Bien avant que Donald Trump ne se lance dans la bataille, la campagne de Pappy O’Daniel, avec son émission de radio, inaugura une ère nouvelle, où la frontière entre culture populaire et politique allait se brouiller, ouvrant la voie non seulement à Trump, mais aussi à Jesse Ventura, Arnold Schwarzenegger, Kinky Friedman, et à tous les autres politiciens qui sont partis de leur fan club plutôt que d’un comité exploratoire.

Si vous voulez comprendre comment une star de téléréalité a pu ouvrir la saison des primaires à la présidentielle en terminant second en Iowa, puis a pu gagner 37 autres États fédérés, il est intéressant de partir de l’histoire de Pappy O’Daniel.

Culture de masse et politique : le mélange qui fonctionne

Pappy O’Daniel n’était pas le premier à mélanger culture de masse et pouvoir politique. William Randolph Hearst avait déjà utilisé ses journaux pour se propulser au Congrès plusieurs décennies auparavant, et avant encore le gérant de cirque P.T. Barnum s’était fait élire à deux postes différents dans le Connecticut. De même, Pappy O’Daniel n’était pas le premier à faire de la radio un outil politique. Au début des années 30, John R Brinkley, animateur radio et néanmoins charlatan (surtout connu pour expliquer à ses auditeurs qu’il pourrait guérir leurs affections en leur transplantant des testicules de bouc) s’était présenté à l’élection du gouverneur du Kansas. Et, évidemment, Franklin Roosevelt avait promu ses politiques auprès du grand public lors des « causeries au coin du feu ».
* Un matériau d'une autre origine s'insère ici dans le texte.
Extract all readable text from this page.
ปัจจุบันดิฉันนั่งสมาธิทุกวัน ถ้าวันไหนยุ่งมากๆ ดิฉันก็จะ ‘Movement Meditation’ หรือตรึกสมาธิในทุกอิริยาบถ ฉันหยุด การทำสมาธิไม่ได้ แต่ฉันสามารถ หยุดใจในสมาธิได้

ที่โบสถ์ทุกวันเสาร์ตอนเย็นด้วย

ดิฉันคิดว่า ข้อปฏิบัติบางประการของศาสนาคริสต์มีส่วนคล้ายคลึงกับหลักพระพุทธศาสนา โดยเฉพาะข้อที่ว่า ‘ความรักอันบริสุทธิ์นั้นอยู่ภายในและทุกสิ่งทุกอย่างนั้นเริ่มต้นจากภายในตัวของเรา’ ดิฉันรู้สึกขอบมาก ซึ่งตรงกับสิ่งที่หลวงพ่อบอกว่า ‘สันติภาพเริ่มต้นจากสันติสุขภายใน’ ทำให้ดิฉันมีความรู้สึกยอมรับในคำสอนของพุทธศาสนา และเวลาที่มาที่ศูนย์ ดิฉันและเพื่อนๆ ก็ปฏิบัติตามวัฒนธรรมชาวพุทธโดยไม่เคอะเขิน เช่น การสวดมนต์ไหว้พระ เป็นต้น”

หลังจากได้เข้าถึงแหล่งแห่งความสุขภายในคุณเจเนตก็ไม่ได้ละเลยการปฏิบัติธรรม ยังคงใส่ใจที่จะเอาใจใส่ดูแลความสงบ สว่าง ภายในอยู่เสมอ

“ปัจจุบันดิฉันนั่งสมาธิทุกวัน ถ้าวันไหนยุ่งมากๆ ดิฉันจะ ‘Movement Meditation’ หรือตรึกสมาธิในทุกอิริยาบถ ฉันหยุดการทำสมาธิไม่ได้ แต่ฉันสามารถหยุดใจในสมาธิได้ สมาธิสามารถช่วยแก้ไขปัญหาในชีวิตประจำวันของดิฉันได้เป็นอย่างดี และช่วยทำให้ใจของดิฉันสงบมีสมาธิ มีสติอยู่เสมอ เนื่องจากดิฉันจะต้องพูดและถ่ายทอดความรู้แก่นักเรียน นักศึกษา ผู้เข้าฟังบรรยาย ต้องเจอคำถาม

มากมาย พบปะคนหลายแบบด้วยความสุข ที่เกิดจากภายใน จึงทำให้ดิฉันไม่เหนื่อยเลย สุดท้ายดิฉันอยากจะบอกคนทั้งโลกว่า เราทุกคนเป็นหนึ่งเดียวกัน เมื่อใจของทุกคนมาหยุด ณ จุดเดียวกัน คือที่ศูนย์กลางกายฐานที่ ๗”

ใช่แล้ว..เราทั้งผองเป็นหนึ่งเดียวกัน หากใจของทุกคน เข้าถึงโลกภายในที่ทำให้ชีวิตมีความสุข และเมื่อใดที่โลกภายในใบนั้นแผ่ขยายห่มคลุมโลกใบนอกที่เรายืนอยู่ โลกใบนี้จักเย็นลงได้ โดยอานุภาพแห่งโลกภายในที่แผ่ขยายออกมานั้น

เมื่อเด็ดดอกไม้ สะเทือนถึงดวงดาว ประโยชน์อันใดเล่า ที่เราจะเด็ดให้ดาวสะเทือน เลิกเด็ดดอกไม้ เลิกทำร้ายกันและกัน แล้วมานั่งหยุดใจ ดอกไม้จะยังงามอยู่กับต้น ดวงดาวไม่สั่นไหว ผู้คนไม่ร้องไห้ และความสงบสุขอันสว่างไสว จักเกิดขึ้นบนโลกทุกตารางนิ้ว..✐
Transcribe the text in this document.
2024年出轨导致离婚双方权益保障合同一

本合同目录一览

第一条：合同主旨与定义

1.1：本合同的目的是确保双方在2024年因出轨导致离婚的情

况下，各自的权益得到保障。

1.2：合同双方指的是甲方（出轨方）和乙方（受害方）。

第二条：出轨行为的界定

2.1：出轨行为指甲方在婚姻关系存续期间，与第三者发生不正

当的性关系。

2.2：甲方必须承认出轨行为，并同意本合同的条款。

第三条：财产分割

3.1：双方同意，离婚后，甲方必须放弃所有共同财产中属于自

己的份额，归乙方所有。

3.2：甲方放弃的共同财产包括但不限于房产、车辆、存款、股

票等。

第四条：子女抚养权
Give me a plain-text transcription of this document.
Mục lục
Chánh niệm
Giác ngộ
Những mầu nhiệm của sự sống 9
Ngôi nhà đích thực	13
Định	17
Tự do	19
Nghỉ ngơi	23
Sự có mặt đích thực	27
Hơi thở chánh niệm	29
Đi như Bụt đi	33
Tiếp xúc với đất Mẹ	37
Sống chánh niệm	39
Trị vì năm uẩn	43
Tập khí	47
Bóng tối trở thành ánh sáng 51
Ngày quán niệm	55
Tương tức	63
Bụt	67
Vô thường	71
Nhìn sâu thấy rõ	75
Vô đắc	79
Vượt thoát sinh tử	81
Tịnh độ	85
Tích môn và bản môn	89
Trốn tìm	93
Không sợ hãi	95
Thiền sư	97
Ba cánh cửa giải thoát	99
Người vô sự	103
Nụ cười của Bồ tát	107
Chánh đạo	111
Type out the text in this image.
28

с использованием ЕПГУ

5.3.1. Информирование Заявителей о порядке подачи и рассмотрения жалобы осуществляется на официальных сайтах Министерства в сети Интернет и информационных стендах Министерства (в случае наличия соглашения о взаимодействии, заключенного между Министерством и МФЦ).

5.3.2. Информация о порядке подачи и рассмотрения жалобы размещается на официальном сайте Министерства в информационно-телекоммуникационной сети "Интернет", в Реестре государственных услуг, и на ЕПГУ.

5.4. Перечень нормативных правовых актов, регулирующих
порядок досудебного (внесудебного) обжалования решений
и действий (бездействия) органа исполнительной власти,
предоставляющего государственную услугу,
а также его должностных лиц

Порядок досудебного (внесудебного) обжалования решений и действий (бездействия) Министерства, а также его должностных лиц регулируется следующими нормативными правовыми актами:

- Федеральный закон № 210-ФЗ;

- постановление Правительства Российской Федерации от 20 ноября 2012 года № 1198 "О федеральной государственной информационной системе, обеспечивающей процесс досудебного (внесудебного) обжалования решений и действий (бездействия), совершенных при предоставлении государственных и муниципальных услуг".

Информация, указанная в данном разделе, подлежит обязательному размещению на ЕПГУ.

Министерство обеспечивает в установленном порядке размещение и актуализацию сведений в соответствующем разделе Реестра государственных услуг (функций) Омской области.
Mais à la différence de Barnum, Hearst et des autres politiciens antérieurs à la radio, O’Daniel était une célébrité de l’ère radiophonique, un homme dont la voix était invitée dans des milliers de foyers. À la différence de Roosevelt, Pappy O’Daniel n’était pas un politicien de carrière qui s’était tourné vers la radio. C’’était un homme de radio qui s’était tourné vers la politique, sans passer par des élections mineures ou la construction d’un appareil politique. Et à la différence de Brinkley, O’Daniel a gagné.

O’Daniel était Texan jusqu’au bout de ses excentricités. Mais il est né en Ohio et a grandi au Kansas, ne s’installant dans l’État du Sud qu’à 34 ans. Il s’est fait connaître comme directeur général puis président d’une minoterie de Fort Worth, où il vantait infatigablement la « farine du Texas ». En 1931, il avait commencé à sponsoriser une émission de radio mettant en scène le violoniste Bob Wills et son groupe de musiciens. Pour promouvoir les produits de leur mécène, ils avaient pris pour nom The Light Crust Doughboys (jeu de mots intraduisible sur « Doughboy », signifiant à peu près « troufion » mais faisant référence à « dough », la pâte ; littéralement donc, « Les troufions à la croûte fine », NdT).

Pappy O’Daniel et son succès radiophonique

Dans un premier temps, O’Daniel n’avait pas été enthousiasmé par le projet (allant jusqu’à refuser de financer le programme à moins que les musiciens ne fassent leur semaine de 40 heures de travail aux moulins). Mais Wills et son mélange de musique country et de swing devenant de plus en plus populaire, O’Daniel s’y intéressa davantage. Il commença bientôt à animer lui-même l’émission, attirant un public fidèle, notamment parmi les femmes au foyer, incarnant ce que l’American Mercury décrivait comme « À la fois Eddie Guest, Will Rogers, Dale Carnegie et Bing Crosby, dans la même personne ».

Au départ de Wills, Pappy a maintenu l’émission, se propulsant chef du groupe même si il ne jouait d’aucun instrument. Et quand O’Daniel quitta son employeur pour fonder sa propre minoterie en 1935, il reconduisit encore l’émission, alors que sa popularité continuait son ascension auprès de son audience, sinon avec tous ceux qui travaillaient avec lui.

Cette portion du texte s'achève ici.